Broadcom, insurers reach lawsuit deal

Insurers have agreed to pay $118 million to settle a federal lawsuit accusing Broadcom Corp. officials of mismanagement and unjust enrichment through the misdating of stock options.

The settlement doesn't cover co-founders Henry Samueli and Henry T. Nicholas III.

Broadcom disclosed the agreement with its providers of insurance covering corporate officers and directors in a Securities and Exchange Commission filing Friday.

The accord would settle a lawsuit brought by investors on behalf of the Irvine microchip firm, whose $2.2-billion restatement of its financial results in January 2007 was the largest by a U.S. company in a wave of option-misdating scandals.

The money from the insurers would be paid to Broadcom, which agreed to pay $11.5 million to plaintiffs' attorneys in the case.

The agreement covers claims against 10 current and former Broadcom officers and directors named as defendants in the federal lawsuit, along with several others named in a state court action.
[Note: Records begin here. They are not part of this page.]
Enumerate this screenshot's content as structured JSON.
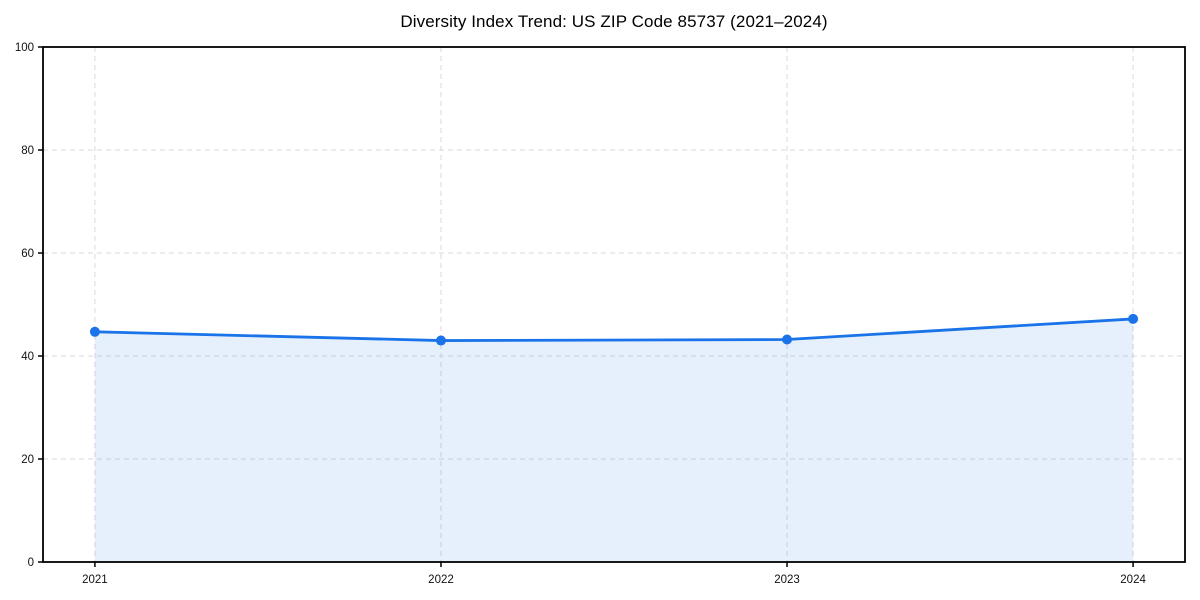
{
  "chart": {
    "title": "Diversity Index Trend: US ZIP Code 85737 (2021–2024)"
  },
  "chart_data": {
    "type": "line",
    "title": "Diversity Index Trend: US ZIP Code 85737 (2021–2024)",
    "categories": [
      "2021",
      "2022",
      "2023",
      "2024"
    ],
    "series": [
      {
        "name": "Diversity Index",
        "values": [
          44.7,
          43.0,
          43.2,
          47.2
        ]
      }
    ],
    "xlabel": "",
    "ylabel": "",
    "ylim": [
      0,
      100
    ],
    "yticks": [
      0,
      20,
      40,
      60,
      80,
      100
    ],
    "grid": true,
    "grid_style": "dashed",
    "legend_position": "none",
    "area_fill": true,
    "marker": "circle",
    "colors": {
      "line": "#1a73e8",
      "marker": "#1a73e8",
      "fill": "rgba(26,115,232,0.11)",
      "grid": "#d9d9d9",
      "spine": "#000000",
      "text": "#111111",
      "background": "#ffffff"
    }
  }
}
The defendants admitted no liability. Broadcom, which has spent more than $100 million on legal fees related to the options, said it wanted to avoid additional costs.

The settlement does not cover potential liabilities in the case of Samueli, who was Broadcom's chairman; Nicholas, who was chief executive; or former finance chief William J. Ruehle. Richard Heimann, the lead lawyer for the investors, said he would continue to pursue claims against the three former executives.

Nicholas and Ruehle are awaiting trial in U.S. District Court in Santa Ana on criminal charges related to improperly backdated options, and Samueli has pleaded guilty to lying to SEC investigators.

The settlement must be approved by a judge before it can be implemented.